Thanks for another interesting post, Deb.
Hope you are well.
Take care, Meow

kath said...

maybe we should build all of our buildings with high ceilings of glass...... think of it!

The Angry Medic said...

Whoa! I kinda always suspected. Maybe THAT'S why I've been so retarded so fae...studying in my broom closet of a room. I need to get me to a library!

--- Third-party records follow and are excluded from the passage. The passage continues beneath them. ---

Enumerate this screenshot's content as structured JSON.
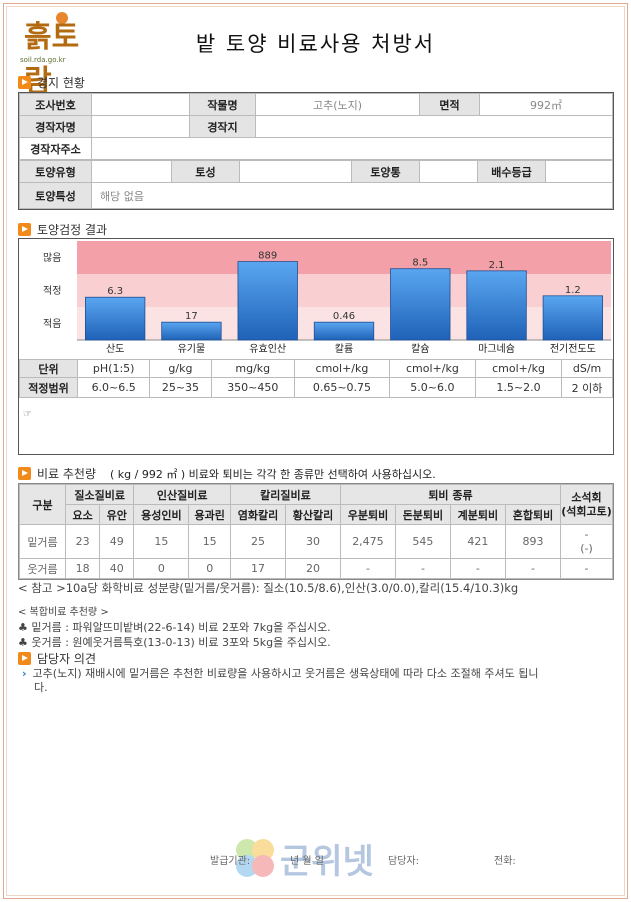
{
  "header": {
    "logo_text": "흙토람",
    "logo_url": "soil.rda.go.kr",
    "title": "밭 토양 비료사용 처방서"
  },
  "farm": {
    "section_title": "경지 현황",
    "survey_no_label": "조사번호",
    "survey_no": "",
    "crop_label": "작물명",
    "crop": "고추(노지)",
    "area_label": "면적",
    "area": "992㎡",
    "farmer_label": "경작자명",
    "farmer": "",
    "farmland_label": "경작지",
    "farmland": "",
    "address_label": "경작자주소",
    "address": "",
    "soil_type_label": "토양유형",
    "soil_type": "",
    "soil_texture_label": "토성",
    "soil_texture": "",
    "soil_series_label": "토양통",
    "soil_series": "",
    "drainage_label": "배수등급",
    "drainage": "",
    "soil_feature_label": "토양특성",
    "soil_feature": "해당 없음"
  },
  "soil_test": {
    "section_title": "토양검정 결과",
    "levels": [
      "많음",
      "적정",
      "적음"
    ],
    "unit_label": "단위",
    "range_label": "적정범위",
    "items": [
      {
        "name": "산도",
        "value": "6.3",
        "unit": "pH(1:5)",
        "range": "6.0~6.5"
      },
      {
        "name": "유기물",
        "value": "17",
        "unit": "g/kg",
        "range": "25~35"
      },
      {
        "name": "유효인산",
        "value": "889",
        "unit": "mg/kg",
        "range": "350~450"
      },
      {
        "name": "칼륨",
        "value": "0.46",
        "unit": "cmol+/kg",
        "range": "0.65~0.75"
      },
      {
        "name": "칼슘",
        "value": "8.5",
        "unit": "cmol+/kg",
        "range": "5.0~6.0"
      },
      {
        "name": "마그네슘",
        "value": "2.1",
        "unit": "cmol+/kg",
        "range": "1.5~2.0"
      },
      {
        "name": "전기전도도",
        "value": "1.2",
        "unit": "dS/m",
        "range": "2 이하"
      }
    ],
    "note_mark": "☞"
  },
  "chart_data": {
    "type": "bar",
    "categories": [
      "산도",
      "유기물",
      "유효인산",
      "칼륨",
      "칼슘",
      "마그네슘",
      "전기전도도"
    ],
    "values_labels": [
      "6.3",
      "17",
      "889",
      "0.46",
      "8.5",
      "2.1",
      "1.2"
    ],
    "relative_level": [
      0.6,
      0.25,
      1.1,
      0.25,
      1.0,
      0.97,
      0.62
    ],
    "bands": [
      "많음",
      "적정",
      "적음"
    ],
    "colors": {
      "bar": "#2f7fd6",
      "high": "#f4a0a8",
      "mid": "#f9cfd2",
      "low": "#fbe3e4"
    }
  },
  "fertilizer": {
    "section_title": "비료 추천량",
    "unit_note": "( kg / 992 ㎡ ) 비료와 퇴비는 각각 한 종류만 선택하여 사용하십시오.",
    "col_group": "구분",
    "groups": [
      "질소질비료",
      "인산질비료",
      "칼리질비료",
      "퇴비 종류",
      "소석회"
    ],
    "lime_sub": "(석회고토)",
    "subcols": [
      "요소",
      "유안",
      "용성인비",
      "용과린",
      "염화칼리",
      "황산칼리",
      "우분퇴비",
      "돈분퇴비",
      "계분퇴비",
      "혼합퇴비"
    ],
    "rows": [
      {
        "label": "밑거름",
        "vals": [
          "23",
          "49",
          "15",
          "15",
          "25",
          "30",
          "2,475",
          "545",
          "421",
          "893"
        ],
        "lime": "-",
        "lime2": "(-)"
      },
      {
        "label": "웃거름",
        "vals": [
          "18",
          "40",
          "0",
          "0",
          "17",
          "20",
          "-",
          "-",
          "-",
          "-"
        ],
        "lime": "-",
        "lime2": ""
      }
    ],
    "ref_note": "< 참고 >10a당 화학비료 성분량(밑거름/웃거름): 질소(10.5/8.6),인산(3.0/0.0),칼리(15.4/10.3)kg",
    "compound_title": "< 복합비료 추천량 >",
    "compound1": "♣ 밑거름 : 파워알뜨미밭벼(22-6-14) 비료 2포와 7kg을 주십시오.",
    "compound2": "♣ 웃거름 : 원예웃거름특호(13-0-13) 비료 3포와 5kg을 주십시오."
  },
  "opinion": {
    "section_title": "담당자 의견",
    "text": "고추(노지) 재배시에 밑거름은 추천한 비료량을 사용하시고 웃거름은 생육상태에 따라 다소 조절해 주셔도 됩니",
    "text2": "다."
  },
  "footer": {
    "issuer": "발급기관:",
    "date": "년   월   일",
    "manager": "담당자:",
    "phone": "전화:",
    "watermark": "군위넷"
  }
}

Oh, and that last line? Ouchies!

Id it is said...

Given that students in American Public Schools ranked among the last five in a recent survey done in 25 countries, I guess the school architects are to blame, hehe

astrorat said...

the sky is my ceiling! i wonder if thats a reason why some think that i am crazy :|

Clare said...

Wow that's interesting I never knew that. The ceilings in my office are quite low .... do you think that says something about what goes on in there lol?

Dr. Deb said...

Dear Princess,
Me too.

Dear Raine,
I am clueless about what THAT means!

Dear Kat,
Thanks for dropping in.

Dear Meow,
I like wide open spaces. But not heights really, though.

Dear KAth,
WOuldn't that be beautiful?!?!?

Dear Angry,
Time to come out of the closet. Broom, that is.

Dear Id,
Oh yes. And often many schools have pale coloring or very dark features - at least where I live. Very depressing in architecture and decor. Maybe a new look WOULD help young AMericans achieve and learn more.

Dear Astro,
The sky is a wonderful ceiling. And I don't think you're crazy. I rather like your spirit and mindfulness.

Dear Calre,
I guess it COULD, lol!

~Deb

Debaser said...

So I guess the only way to get this President straight would be to remove him from the confines of the White House all together? The open skies at Crawford haven't done him much good, though...it may be a lost cause.